Ohtani’s interpreter charged with bank fraud, stealing $16 million from ballplayer

Ohtani’s interpreter charged with bank fraud, stealing $16 million from ballplayer

Baseball superstar Shohei Ohtani’s former Japanese interpreter has been charged with stealing more than $16 million from Ohtani’s bank account to pay the interpreter’s illegal gambling debts, federal authorities announced Thursday, April 11.

U.S. Attorney for Los Angeles Martin Estrada said Ippei Mizuhara, who was fired by Ohtani’s current team, the Los Angeles Dodgers, was charged with bank fraud carrying a possible federal prison sentence of up to 30 years. His first court appearance is scheduled “in the near future” in U.S. District Court in Los Angeles, authorities said.

At a news conference in downtown Los Angeles, Estrada said Mizuhara had impersonated Ohtani in phone calls to the bank to authorize the wire transfers to a bookmaking operation. Estrada said Mizuhara in 2018 helped Ohtani set up the bank account in Arizona to deposit the ballplayer’s salary, so he was familiar with the codes and personal information to access those accounts.

Mizuhara allegedly told Ohtani’s U.S.-based financial professionals, none of whom spoke Japanese, that Ohtani denied them access to the account, authorities said.

Ohtani knew nothing of the fraud or gambling payments and was purely a victim, Estrada said.

“Mr. Mizuhara used and abused that position of trust in order to plunder Mr. Ohtani’s bank account,” Estrada said, adding that Mizuhara was feeding an “insatiable appetite” for gambling.

Mizuhara was fired by the Dodgers in late March while the team in was Seoul, South Korea, for two major league games after published allegations tied him to an estimated $4.5 million in payouts from Ohtani’s bank account to an alleged illegal Orange County bookmaking operation.

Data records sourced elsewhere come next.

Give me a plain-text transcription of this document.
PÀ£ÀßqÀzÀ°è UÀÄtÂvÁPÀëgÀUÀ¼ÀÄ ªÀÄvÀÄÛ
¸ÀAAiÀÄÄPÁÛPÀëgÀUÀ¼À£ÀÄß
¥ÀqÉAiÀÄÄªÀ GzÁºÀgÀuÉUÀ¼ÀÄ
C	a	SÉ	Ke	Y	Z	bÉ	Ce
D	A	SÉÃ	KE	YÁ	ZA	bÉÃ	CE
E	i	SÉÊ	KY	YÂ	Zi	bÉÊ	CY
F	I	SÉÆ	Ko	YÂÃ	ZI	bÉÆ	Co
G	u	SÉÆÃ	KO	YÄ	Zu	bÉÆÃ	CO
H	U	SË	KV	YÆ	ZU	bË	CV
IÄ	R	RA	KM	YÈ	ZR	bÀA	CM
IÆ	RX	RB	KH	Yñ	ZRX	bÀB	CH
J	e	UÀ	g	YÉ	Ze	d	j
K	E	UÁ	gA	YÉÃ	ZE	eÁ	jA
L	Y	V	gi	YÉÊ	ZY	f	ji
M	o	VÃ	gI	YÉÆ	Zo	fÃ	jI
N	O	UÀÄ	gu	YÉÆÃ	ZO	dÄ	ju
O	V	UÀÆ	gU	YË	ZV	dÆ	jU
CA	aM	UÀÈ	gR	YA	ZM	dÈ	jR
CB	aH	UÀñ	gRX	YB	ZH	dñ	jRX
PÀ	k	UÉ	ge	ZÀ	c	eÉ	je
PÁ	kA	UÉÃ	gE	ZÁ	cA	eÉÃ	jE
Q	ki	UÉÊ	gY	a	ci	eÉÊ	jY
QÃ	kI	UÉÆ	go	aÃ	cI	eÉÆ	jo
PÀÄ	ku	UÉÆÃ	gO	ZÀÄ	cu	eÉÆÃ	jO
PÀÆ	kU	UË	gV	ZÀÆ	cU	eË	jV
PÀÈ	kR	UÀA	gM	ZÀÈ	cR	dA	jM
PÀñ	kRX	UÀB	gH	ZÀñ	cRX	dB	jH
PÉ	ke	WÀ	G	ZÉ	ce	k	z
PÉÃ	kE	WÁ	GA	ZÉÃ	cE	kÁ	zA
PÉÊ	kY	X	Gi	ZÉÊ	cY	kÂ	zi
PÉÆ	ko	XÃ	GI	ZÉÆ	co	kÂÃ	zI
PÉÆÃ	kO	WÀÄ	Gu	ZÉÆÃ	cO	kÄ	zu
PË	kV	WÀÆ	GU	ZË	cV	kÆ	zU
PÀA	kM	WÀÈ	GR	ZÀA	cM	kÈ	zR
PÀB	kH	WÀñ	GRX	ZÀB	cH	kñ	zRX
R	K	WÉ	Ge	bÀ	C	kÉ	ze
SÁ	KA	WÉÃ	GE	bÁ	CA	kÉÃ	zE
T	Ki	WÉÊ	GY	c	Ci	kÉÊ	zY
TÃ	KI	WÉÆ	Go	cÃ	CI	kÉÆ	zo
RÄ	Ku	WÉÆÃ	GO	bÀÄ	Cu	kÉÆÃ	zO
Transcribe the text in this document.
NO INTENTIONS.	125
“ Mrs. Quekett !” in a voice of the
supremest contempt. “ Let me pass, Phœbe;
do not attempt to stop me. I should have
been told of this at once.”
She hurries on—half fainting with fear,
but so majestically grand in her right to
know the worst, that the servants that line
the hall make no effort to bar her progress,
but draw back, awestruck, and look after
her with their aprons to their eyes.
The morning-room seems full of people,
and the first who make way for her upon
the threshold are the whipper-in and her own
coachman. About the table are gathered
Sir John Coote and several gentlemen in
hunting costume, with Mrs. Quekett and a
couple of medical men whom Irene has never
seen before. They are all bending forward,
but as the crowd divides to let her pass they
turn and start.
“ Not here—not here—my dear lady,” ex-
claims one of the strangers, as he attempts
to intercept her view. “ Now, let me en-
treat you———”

At the time, Ohtani’s attorneys issued a news release that the Dodgers superstar was the victim of “massive fraud” and that they were turning the matter over to authorities.

Mizuhara, a graduate Diamond Bar High School living in Newport Beach, told ESPN that he had paid the money through Ohtani’s account to an associate of alleged bookie Mathew Bowyer, a former exterminator and commodities trader who now operates a Brazilian jujitsu studio.

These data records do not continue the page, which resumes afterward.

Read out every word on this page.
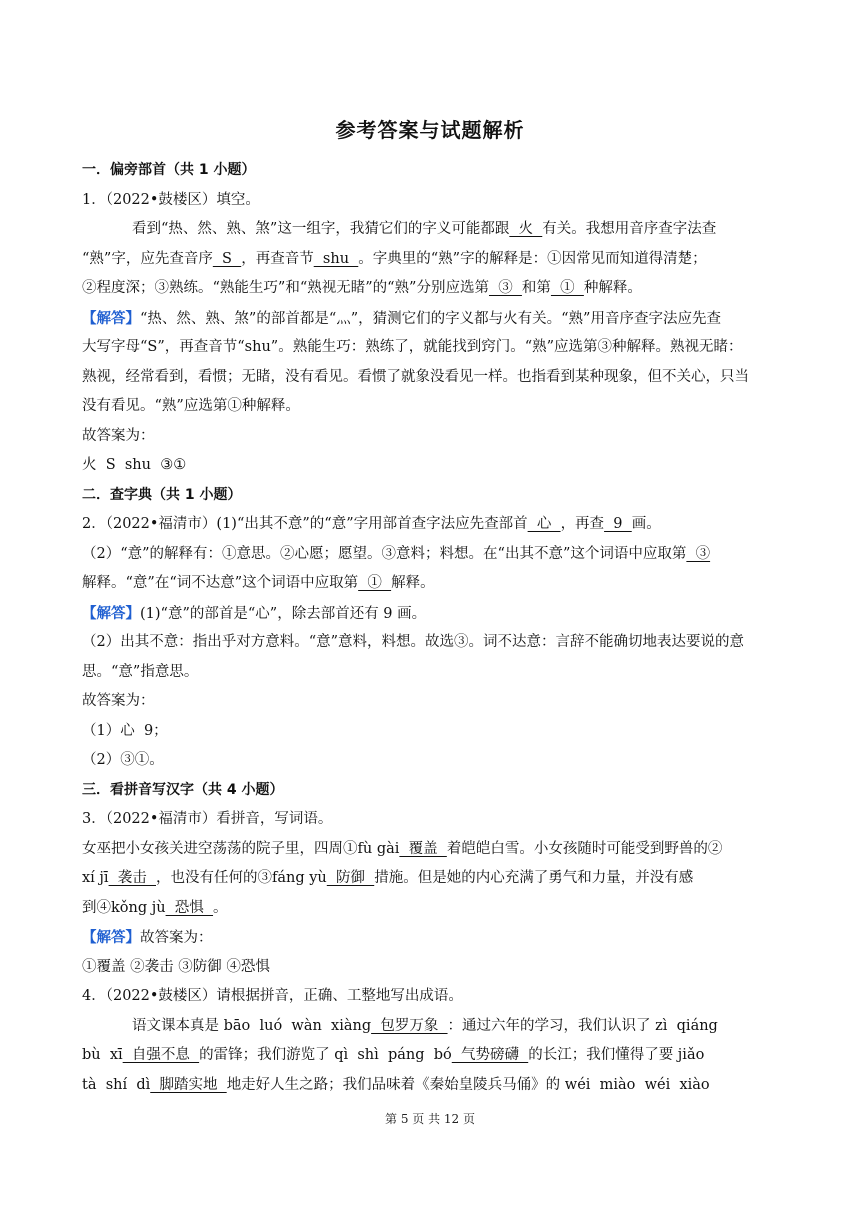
参考答案与试题解析
一．偏旁部首（共 1 小题）
1．（2022•鼓楼区）填空。
看到“热、然、熟、煞”这一组字，我猜它们的字义可能都跟  火  有关。我想用音序查字法查
“熟”字，应先查音序  S  ，再查音节  shu  。字典里的“熟”字的解释是：①因常见而知道得清楚；
②程度深；③熟练。“熟能生巧”和“熟视无睹”的“熟”分别应选第  ③  和第  ①  种解释。
【解答】“热、然、熟、煞”的部首都是“灬”，猜测它们的字义都与火有关。“熟”用音序查字法应先查
大写字母“S”，再查音节“shu”。熟能生巧：熟练了，就能找到窍门。“熟”应选第③种解释。熟视无睹：
熟视，经常看到，看惯；无睹，没有看见。看惯了就象没看见一样。也指看到某种现象，但不关心，只当
没有看见。“熟”应选第①种解释。
故答案为：
火  S  shu  ③①
二．查字典（共 1 小题）
2．（2022•福清市）(1)“出其不意”的“意”字用部首查字法应先查部首  心  ，再查  9  画。
（2）“意”的解释有：①意思。②心愿；愿望。③意料；料想。在“出其不意”这个词语中应取第  ③
解释。“意”在“词不达意”这个词语中应取第  ①  解释。
【解答】(1)“意”的部首是“心”，除去部首还有 9 画。
（2）出其不意：指出乎对方意料。“意”意料，料想。故选③。词不达意：言辞不能确切地表达要说的意
思。“意”指意思。
故答案为：
（1）心  9；
（2）③①。
三．看拼音写汉字（共 4 小题）
3．（2022•福清市）看拼音，写词语。
女巫把小女孩关进空荡荡的院子里，四周①fù gài  覆盖  着皑皑白雪。小女孩随时可能受到野兽的②
xí jī  袭击  ，也没有任何的③fáng yù  防御  措施。但是她的内心充满了勇气和力量，并没有感
到④kǒng jù  恐惧  。
【解答】故答案为：
①覆盖 ②袭击 ③防御 ④恐惧
4．（2022•鼓楼区）请根据拼音，正确、工整地写出成语。
语文课本真是 bāo  luó  wàn  xiàng  包罗万象  ：通过六年的学习，我们认识了 zì  qiáng
bù  xī  自强不息  的雷锋；我们游览了 qì  shì  páng  bó  气势磅礴  的长江；我们懂得了要 jiǎo
tà  shí  dì  脚踏实地  地走好人生之路；我们品味着《秦始皇陵兵马俑》的 wéi  miào  wéi  xiào
第 5 页 共 12 页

Bowyer’s attorney, Diane Bass, has said Bowyer dealt only with Mizuhara and never with Ohtani. But a source affiliated with Bowyer said the bookmaker allowed his associates to believe that Ohtani was doing the betting as a way of drumming up business.

In a later news conference, Ohtani told a worldwide gathering of reporters that he never gambled and that Mizuhari had lied to him and stole from him. Ohtani told the media that he was “very saddened and shocked.”

The source said Mizuhara bet on international soccer and professional football and basketball, not baseball, which is disallowed by the league.

Mizuhari was with Ohtani during the ballplayer’s meteoric rise in the big leagues and had become a trusted friend and interpreter. Ohtani took Mizuhara with him when he left the Los Angeles Angeles after six years to join the Dodgers on a 10-year, $700 million contract.

Mizuhara often caught for Ohtani in pregame warm-ups, battled with him in video games and made grocery runs for Ohtani during the pandemic.

In the aftermath of the gambling scandal, questions arose about Mizuhara’s resume, as cited in news stories and the Angels media guide. The Athletic reported that Mizuhara never attended or graduated from UC Riverside as stated in his bio and that he did not interpret for players in Boston and New York.